From: [EMAIL PROTECTED] [mailto:[EMAIL PROTECTED]]

> If you are a commiter - you have the same rights with all 
> other commiters.
> If you don't want to exercise some rights - it's your choice. 

But it's not just about exercising rights, it's also about
granting rights.

At the moment, you cannot grant someone one right (commit access)
without also granting them additional rights (voting etc).

Some people (myself included) would claim that the "condition of
entry" for those rights, are not equal.

In that case, where do you set the bar? At the bottom or the top?
It seems that that is where this discussion really came from.

Pier set it at the top (the code might be good, but he wasn't 
going to grant someone full committer rights based solely on that),
while you set it closer to the bottom (the code deserved commit 
access, and that implies the other rights).

Personally I'm -0 on this.

I don't think commit access should be so widely given out, because
I think that the developer communities should be larger than the
set of committers.
The voting rules allow for the casting of non-binding votes, but 
they tend not to be used much.
It's fairly easy for non-committers to submit patches, but that puts
a responsibility onto the committers to apply them in a timely fashion.

I'm not a committer on any (sub)project, but I don't think that should
stop me participating and expressing non-binding opinions.

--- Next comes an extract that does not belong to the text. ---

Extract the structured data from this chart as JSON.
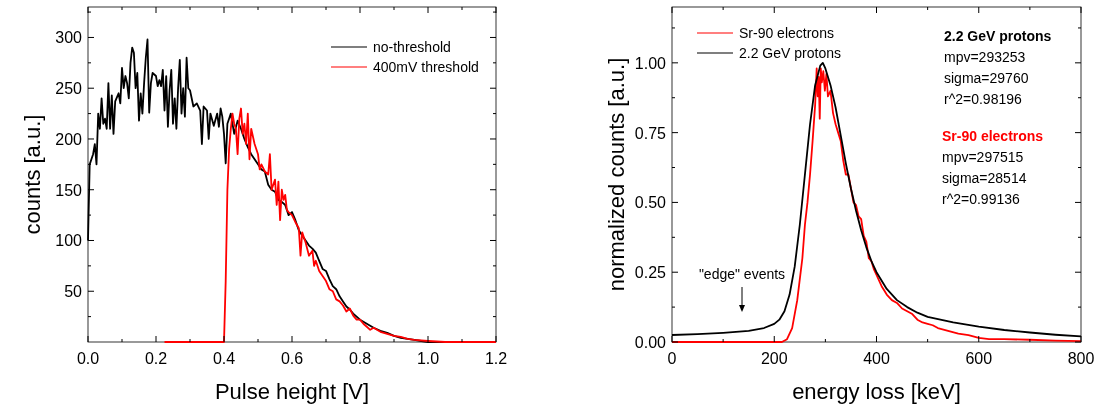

The community is open to non-committers, and you/we should be encouraging
that. Why the rush to vote people in?
There's a number of things that the committer status gives - which ones
are being targeted?

If all you're trying to do is avoid having to apply their patches for 
them, then that's a different discussion (i.e. How do you improve the 
patch-submit-apply process).

If you think that he project needs to include the opinions/ideas of more
people, then listen to the non-binding votes.

I would think that making someone a committer is done in the anticipation
that they will become a core member of the tomcat & Jakarta communities.
The commit/voting rights are just a side effect of that.